強いエネルギーを感じる石だから守護の力があるのは分かるが、それ以外の効果があるなんて。
思わずまじまじと見てしまった。
『それにしても、僕は竜神石を持っておけと言ったけど、本当に持っておくだけじゃないか』
スクルドにジト目で見られて、ははは、と笑ってごまかす。
「アクセサリーにしようと思ったんだけど、ポーションづくりが忙しくて加工ができなかったのよね」
「じゃあ、俺に加工させてくれないか」
「え?」
殿下はそういうと執務机に行き、引き出しから何かを取り出しこちらに戻ってきた。
手にしているのは紺色のベルベットの箱。
「イシュカにこれを」
何かしら?
私は立ち上がって殿下から手渡された箱を開けてみると、そこには金細工の美しいブレスレットが入っていた。
しかも、魔力を帯びたカナリーダイヤモンドが装飾されている。
これは……?
「頑張っているイシュカに渡そうと思っていたんだ。水術師であるイシュカには、魔道具になるようなものが必要だと思って。竜神石もこのブレスレットに装飾すればいいと思うんだ。だから、受け取ってほしい」
少し照れたような、でも真剣で熱を帯びた瞳で見つめられる。
その表情に胸の鼓動が騒がしくなる。
「殿下……」
「殿下はなしだよ、聖女殿」
「まだ聖女じゃないですよ……あの、本当にいただいてもいいのですか?」
「うん。もらって欲しい」
「ありがとうございます……ローク様」
嬉しい。素直に。
その気持ちがあふれてしまったのか、ブレスレットを見つめている私の表情は締まりなかったと思う。
「んんっ……可愛い」
『良かったではないか、王太子よ』
何か話しているようで顔を上げると、殿下が顔をそらして口元を手で押さえていた。
少し耳が赤いけど大丈夫かしら。
でも、赤いのは私も同じだと思う。
『せっかく王太子がブレスレットをくれたのだ。イシュカ、そのブレスレットの加工は僕がしよう、今』
「え、今!?」
スクルドが手をかざすとテーブルの上の竜神石が光を帯びた。
きらきらと煌めく竜神石がふわりと浮き上がると一瞬強く発光した後、ブレスレットに竜神石が加わっていた。
ええ、うそ……まさか。
「すごいわ。一瞬で加工できたのね」
『僕ならそんなこと朝飯前だよ』
「助かったよ、スクルド。ありがとう。イシュカ、ブレスレットをつけてみせて」
ブレスレットを手に取り、左手首につけてみる。
自分の手首にぴったりのブレスレットは、魔力を帯びた宝石が一つ加わりさらに輝きを放っていた。

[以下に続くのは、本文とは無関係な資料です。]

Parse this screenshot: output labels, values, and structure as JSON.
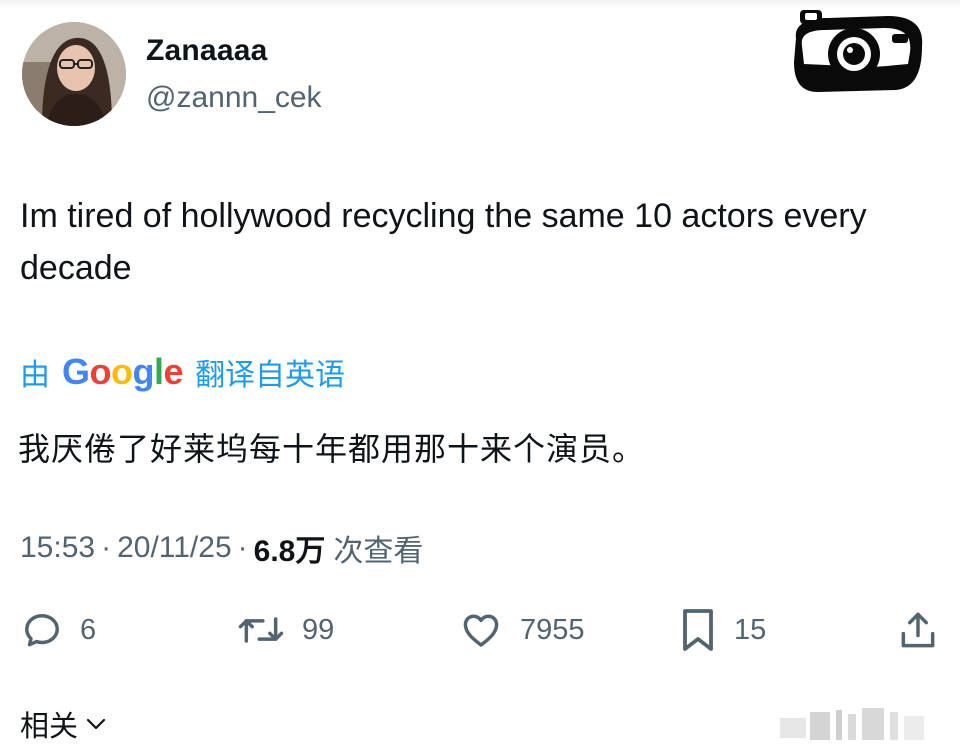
{
  "tweet": {
    "author": {
      "display_name": "Zanaaaa",
      "handle": "@zannn_cek"
    },
    "text": "Im tired of hollywood recycling the same 10 actors every decade",
    "translation": {
      "by_label": "由",
      "provider_letters": [
        "G",
        "o",
        "o",
        "g",
        "l",
        "e"
      ],
      "from_label": "翻译自英语",
      "text": "我厌倦了好莱坞每十年都用那十来个演员。"
    },
    "meta": {
      "time": "15:53",
      "date": "20/11/25",
      "separator": "·",
      "views_count": "6.8万",
      "views_label": "次查看"
    },
    "actions": {
      "replies": "6",
      "reposts": "99",
      "likes": "7955",
      "bookmarks": "15"
    },
    "related_label": "相关"
  },
  "colors": {
    "accent": "#1d9bf0",
    "secondary_text": "#536471",
    "primary_text": "#0f1419",
    "google_blue": "#4285f4",
    "google_red": "#ea4335",
    "google_yellow": "#fbbc05",
    "google_green": "#34a853"
  },
  "icons": {
    "reply": "speech-bubble-icon",
    "repost": "repost-arrows-icon",
    "like": "heart-icon",
    "bookmark": "bookmark-icon",
    "share": "share-upload-icon",
    "related_toggle": "chevron-down-icon",
    "logo": "camera-icon"
  }
}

思ったより自分の魔力に馴染み、身につけていると安心する。
「似合っているよ。イシュカ」
「ありがとうございます」
『これで一緒に行けるな』
「そうね」
顔を上げると私を見つめていたローク様と目が合った。
その瞳は甘さを帯びていて。
私はその瞳から目を離すことができなくて。
スクルドに声を掛けられるまで、二人してじっと見つめ続けていた。